The plethora of waking dreams that revealed themselves to me during the “Gateway” program sometimes showed congruity with my previous, shamanic voyaging and at other times decidedly challenged and reconstituted my orientation to date. I was grateful for the afternoon outings, which allowed me to rewalk the labyrinth, itself a cross section of the chakra system, taking me from the physical outer bark to the spiritual inner core, igniting the mental, emotional and mystical properties along the way.

Being circular, it invokes the archetypal sense of wholeness, a balancing of above and below, yin and yang, and left and right hemispheres. The huge crystal at Monroe also grounded my navigations, even as it aspired to rare heights. In Jungian-speak, stones and crystals are symbolic of the enduring Soul, and it is that crystal which gave me a comforting promise of transformation.

... the outer tower of glass and the inner tower of illumination.

Our first visit to Monroe took place during a mild November afternoon, when an uncanny amber light bathed the hills. Somehow the setting sun cast my shadow into the surface of the stone, but shallowly, leaving the crystalline depths still shining, like the sun at my back. For a person such as myself, who has been scapegoated with the shadow of my natal family and has helped carry the dark side of numerous clients into the realm of transformation, this experience with the crystal was so relieving. I pledged that upon launching into the Monroe training, I would begin to live more boldly from my own inner light and not feel obliged to continue taking on others’ shadows.

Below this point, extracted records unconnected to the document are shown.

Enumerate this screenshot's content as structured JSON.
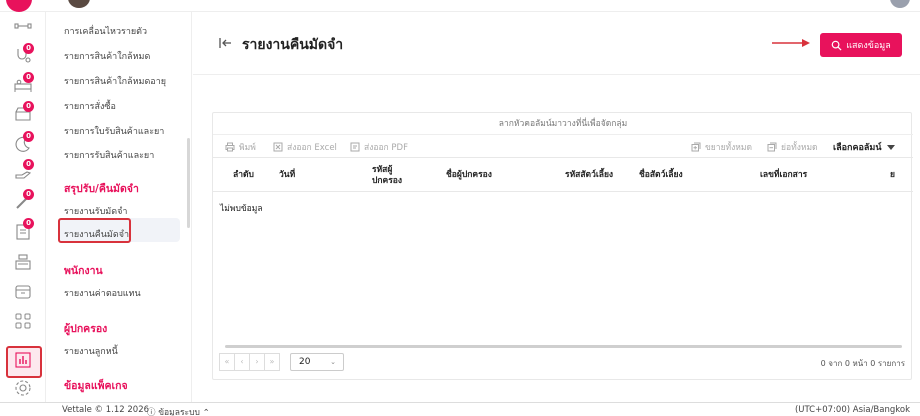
{
  "topbar": {
    "logo": "vettale-heart-logo",
    "avatar": "user-avatar"
  },
  "rail": {
    "icons": [
      {
        "name": "dumbbell-icon",
        "badge": ""
      },
      {
        "name": "stethoscope-icon",
        "badge": "0"
      },
      {
        "name": "bed-icon",
        "badge": "0"
      },
      {
        "name": "tray-icon",
        "badge": "0"
      },
      {
        "name": "moon-icon",
        "badge": "0"
      },
      {
        "name": "hand-icon",
        "badge": "0"
      },
      {
        "name": "syringe-icon",
        "badge": "0"
      },
      {
        "name": "clipboard-icon",
        "badge": "0"
      },
      {
        "name": "register-icon",
        "badge": ""
      },
      {
        "name": "box-icon",
        "badge": ""
      },
      {
        "name": "grid-icon",
        "badge": ""
      },
      {
        "name": "chart-icon",
        "badge": ""
      },
      {
        "name": "gear-icon",
        "badge": ""
      }
    ]
  },
  "menu": {
    "items": [
      {
        "label": "การเคลื่อนไหวรายตัว",
        "type": "item"
      },
      {
        "label": "รายการสินค้าใกล้หมด",
        "type": "item"
      },
      {
        "label": "รายการสินค้าใกล้หมดอายุ",
        "type": "item"
      },
      {
        "label": "รายการสั่งซื้อ",
        "type": "item"
      },
      {
        "label": "รายการใบรับสินค้าและยา",
        "type": "item"
      },
      {
        "label": "รายการรับสินค้าและยา",
        "type": "item"
      },
      {
        "label": "สรุปรับ/คืนมัดจำ",
        "type": "section"
      },
      {
        "label": "รายงานรับมัดจำ",
        "type": "item"
      },
      {
        "label": "รายงานคืนมัดจำ",
        "type": "item"
      },
      {
        "label": "พนักงาน",
        "type": "section"
      },
      {
        "label": "รายงานค่าตอบแทน",
        "type": "item"
      },
      {
        "label": "ผู้ปกครอง",
        "type": "section"
      },
      {
        "label": "รายงานลูกหนี้",
        "type": "item"
      },
      {
        "label": "ข้อมูลแพ็คเกจ",
        "type": "section"
      }
    ]
  },
  "header": {
    "title": "รายงานคืนมัดจำ",
    "show_button": "แสดงข้อมูล"
  },
  "grid": {
    "group_hint": "ลากหัวคอลัมน์มาวางที่นี่เพื่อจัดกลุ่ม",
    "toolbar": {
      "print": "พิมพ์",
      "export_excel": "ส่งออก Excel",
      "export_pdf": "ส่งออก PDF",
      "expand_all": "ขยายทั้งหมด",
      "collapse_all": "ย่อทั้งหมด",
      "column_chooser": "เลือกคอลัมน์"
    },
    "columns": [
      "ลำดับ",
      "วันที่",
      "รหัสผู้ปกครอง",
      "ชื่อผู้ปกครอง",
      "รหัสสัตว์เลี้ยง",
      "ชื่อสัตว์เลี้ยง",
      "เลขที่เอกสาร",
      "ย"
    ],
    "empty_text": "ไม่พบข้อมูล",
    "pager": {
      "first": "«",
      "prev": "‹",
      "next": "›",
      "last": "»",
      "page_size": "20",
      "info": "0 จาก 0 หน้า 0 รายการ"
    }
  },
  "footer": {
    "version": "Vettale © 1.12 2026",
    "system_info": "ข้อมูลระบบ",
    "timezone": "(UTC+07:00) Asia/Bangkok"
  },
  "colors": {
    "accent": "#e8125c",
    "highlight_box": "#d8323c"
  }
}
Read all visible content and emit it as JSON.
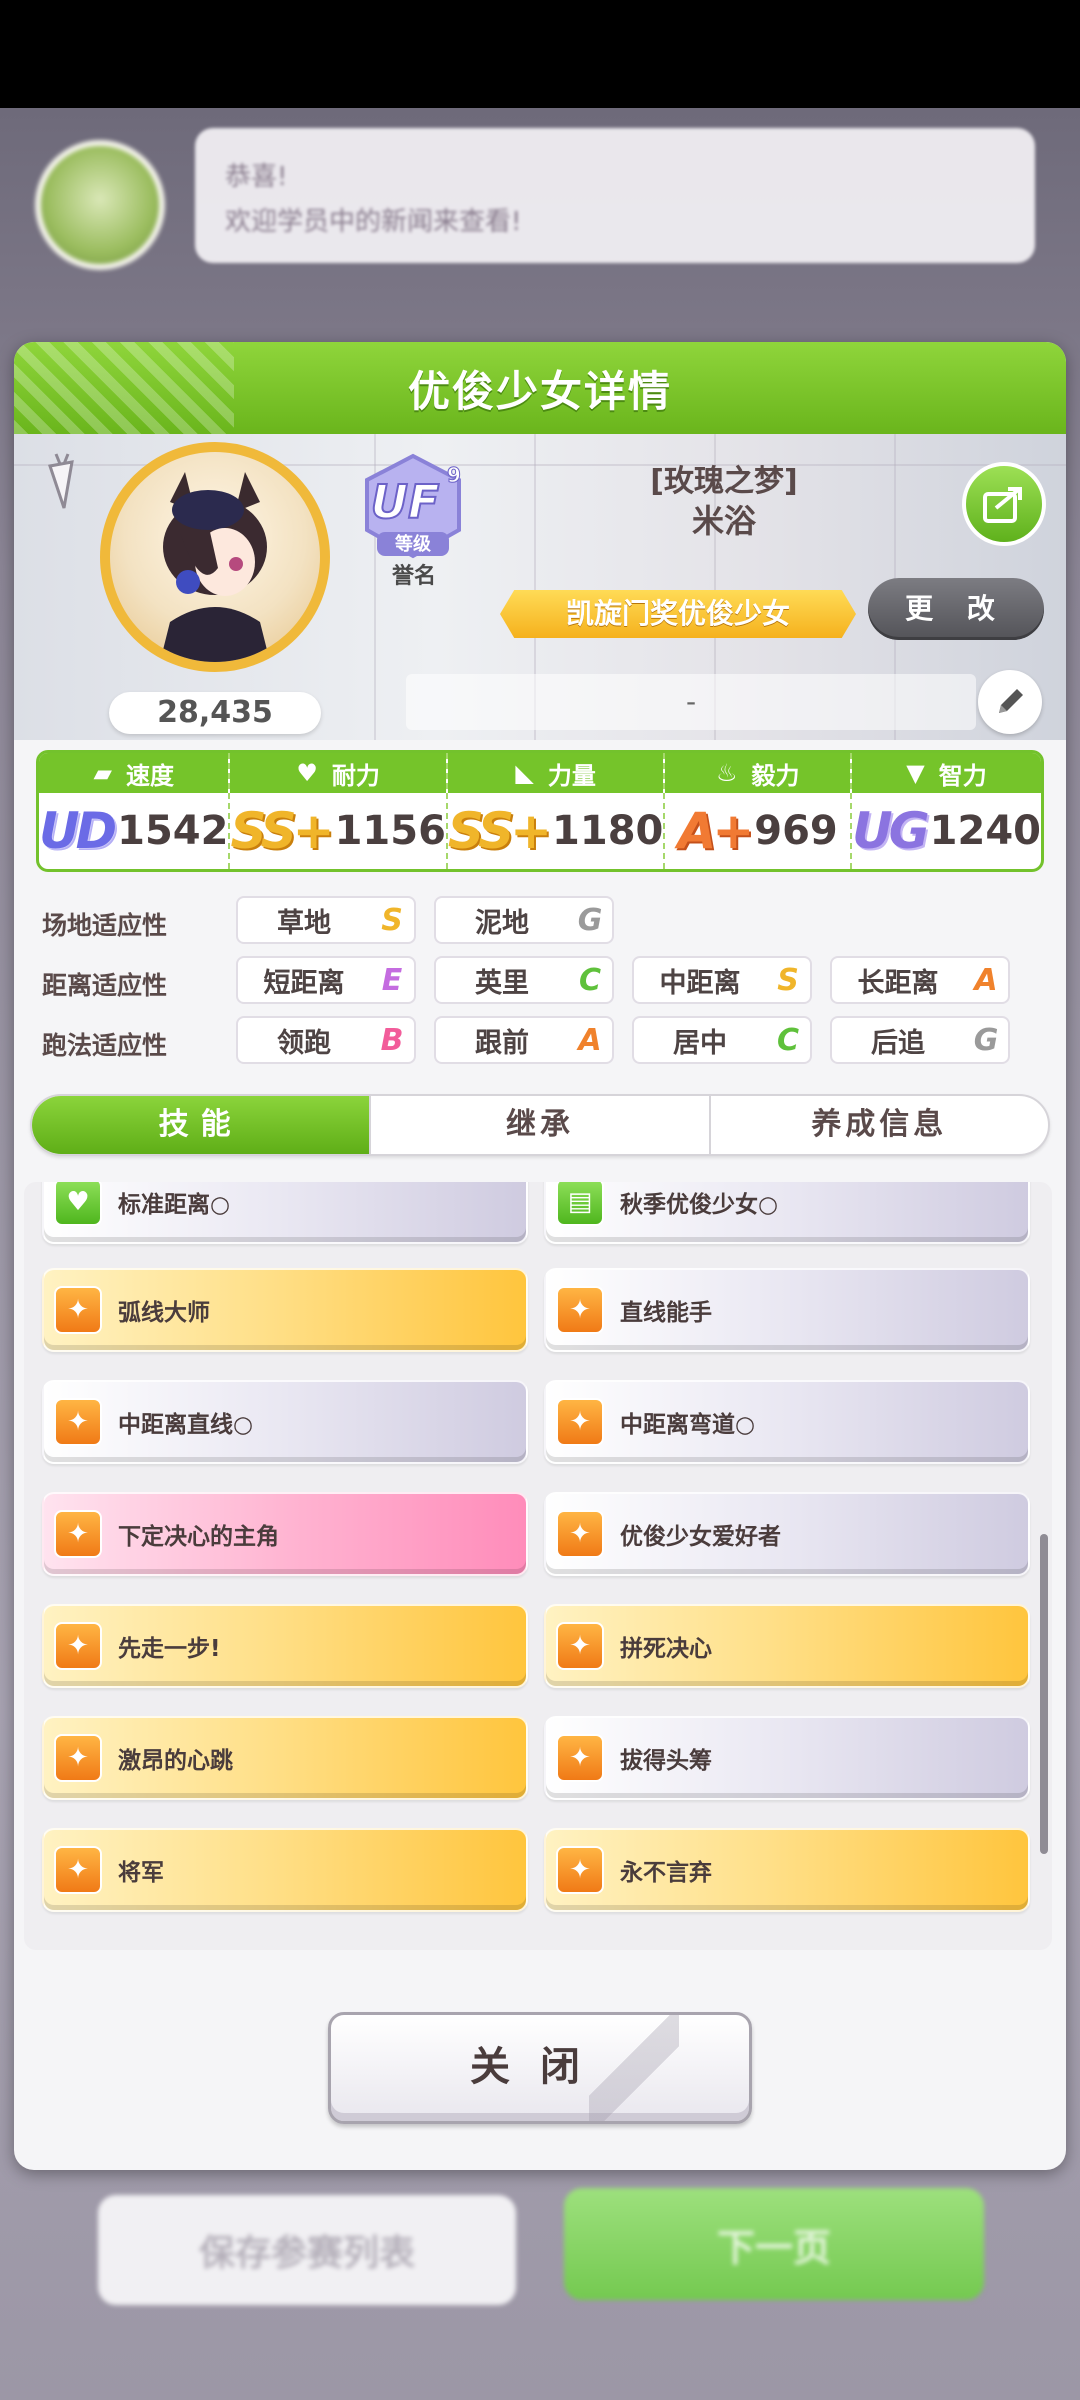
{
  "background": {
    "bubble_line1": "恭喜!",
    "bubble_line2": "欢迎学员中的新闻来查看!",
    "save_list_button": "保存参赛列表",
    "next_button": "下一页"
  },
  "dialog": {
    "title": "优俊少女详情",
    "profile": {
      "fans": "28,435",
      "rank_label": "誉名",
      "rank_badge_text": "UF",
      "rank_badge_num": "9",
      "rank_badge_sub": "等级",
      "title": "[玫瑰之梦]",
      "name": "米浴",
      "epithet": "凯旋门奖优俊少女",
      "change_button": "更 改",
      "comment": "-"
    },
    "stats": [
      {
        "label": "速度",
        "grade": "UD",
        "grade_num": "4",
        "value": "1542"
      },
      {
        "label": "耐力",
        "grade": "SS+",
        "value": "1156"
      },
      {
        "label": "力量",
        "grade": "SS+",
        "value": "1180"
      },
      {
        "label": "毅力",
        "grade": "A+",
        "value": "969"
      },
      {
        "label": "智力",
        "grade": "UG",
        "grade_num": "4",
        "value": "1240"
      }
    ],
    "aptitude": {
      "track_label": "场地适应性",
      "track": [
        {
          "name": "草地",
          "grade": "S"
        },
        {
          "name": "泥地",
          "grade": "G"
        }
      ],
      "distance_label": "距离适应性",
      "distance": [
        {
          "name": "短距离",
          "grade": "E"
        },
        {
          "name": "英里",
          "grade": "C"
        },
        {
          "name": "中距离",
          "grade": "S"
        },
        {
          "name": "长距离",
          "grade": "A"
        }
      ],
      "style_label": "跑法适应性",
      "style": [
        {
          "name": "领跑",
          "grade": "B"
        },
        {
          "name": "跟前",
          "grade": "A"
        },
        {
          "name": "居中",
          "grade": "C"
        },
        {
          "name": "后追",
          "grade": "G"
        }
      ]
    },
    "tabs": [
      "技能",
      "继承",
      "养成信息"
    ],
    "skills": [
      {
        "name": "标准距离○",
        "type": "normal",
        "icon": "heart-icon"
      },
      {
        "name": "秋季优俊少女○",
        "type": "normal",
        "icon": "card-icon"
      },
      {
        "name": "弧线大师",
        "type": "gold",
        "icon": "runner-icon"
      },
      {
        "name": "直线能手",
        "type": "normal",
        "icon": "runner-icon"
      },
      {
        "name": "中距离直线○",
        "type": "normal",
        "icon": "runner-icon"
      },
      {
        "name": "中距离弯道○",
        "type": "normal",
        "icon": "runner-icon"
      },
      {
        "name": "下定决心的主角",
        "type": "pink",
        "icon": "runner-icon"
      },
      {
        "name": "优俊少女爱好者",
        "type": "normal",
        "icon": "runner-icon"
      },
      {
        "name": "先走一步!",
        "type": "gold",
        "icon": "runner-icon"
      },
      {
        "name": "拼死决心",
        "type": "gold",
        "icon": "runner-icon"
      },
      {
        "name": "激昂的心跳",
        "type": "gold",
        "icon": "runner-icon"
      },
      {
        "name": "拔得头筹",
        "type": "normal",
        "icon": "runner-icon"
      },
      {
        "name": "将军",
        "type": "gold",
        "icon": "runner-icon"
      },
      {
        "name": "永不言弃",
        "type": "gold",
        "icon": "runner-icon"
      }
    ],
    "close_button": "关闭"
  }
}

And then there’s the bell on the veranda of the Penn Center, where so many Monroe grads gather out-of-body for reunions. Having not yet attained that level of astral-facility, I’m happy to think of the bell the way the Tibetans lamas do—as the instrument which sounds out the music associated with the heart chakra.

Between the height of the tower and the ground of the labyrinth rings out the yearning of our hearts to have our souls (the crystal) kneaded into enduring form. The yin and the yang, the heights and the depths, the skillfully-honed Monroe Sound Science exercises mold us into a more soulful balance. And, so it is. The journey continues.

My husband and I, while long interested in Monroe, felt an urgent mandate to come there after the twin towers of the World Trade Center collapsed on 9/11. Although I’d learned psycho-pomp, death-walking skills from shamans, I could only confidently help individuals I’d known cross over after dying. But Chris knew from reading Bruce Moen’s books on Lifeline training that we could learn to help victims of such a tragedy, and who knew if more of such was not in store?

And so we’ve shifted our consciousness from the twin towers of NYC to the twin towers of TMI—the outer tower of glass and the inner tower of illumination. As a mentor of mine once averred, “Faith is fidelity to the insights you’ve gained.” Monroe programs can afford you a wealth of insights if you’re game to take the leap from your old structures of consciousness!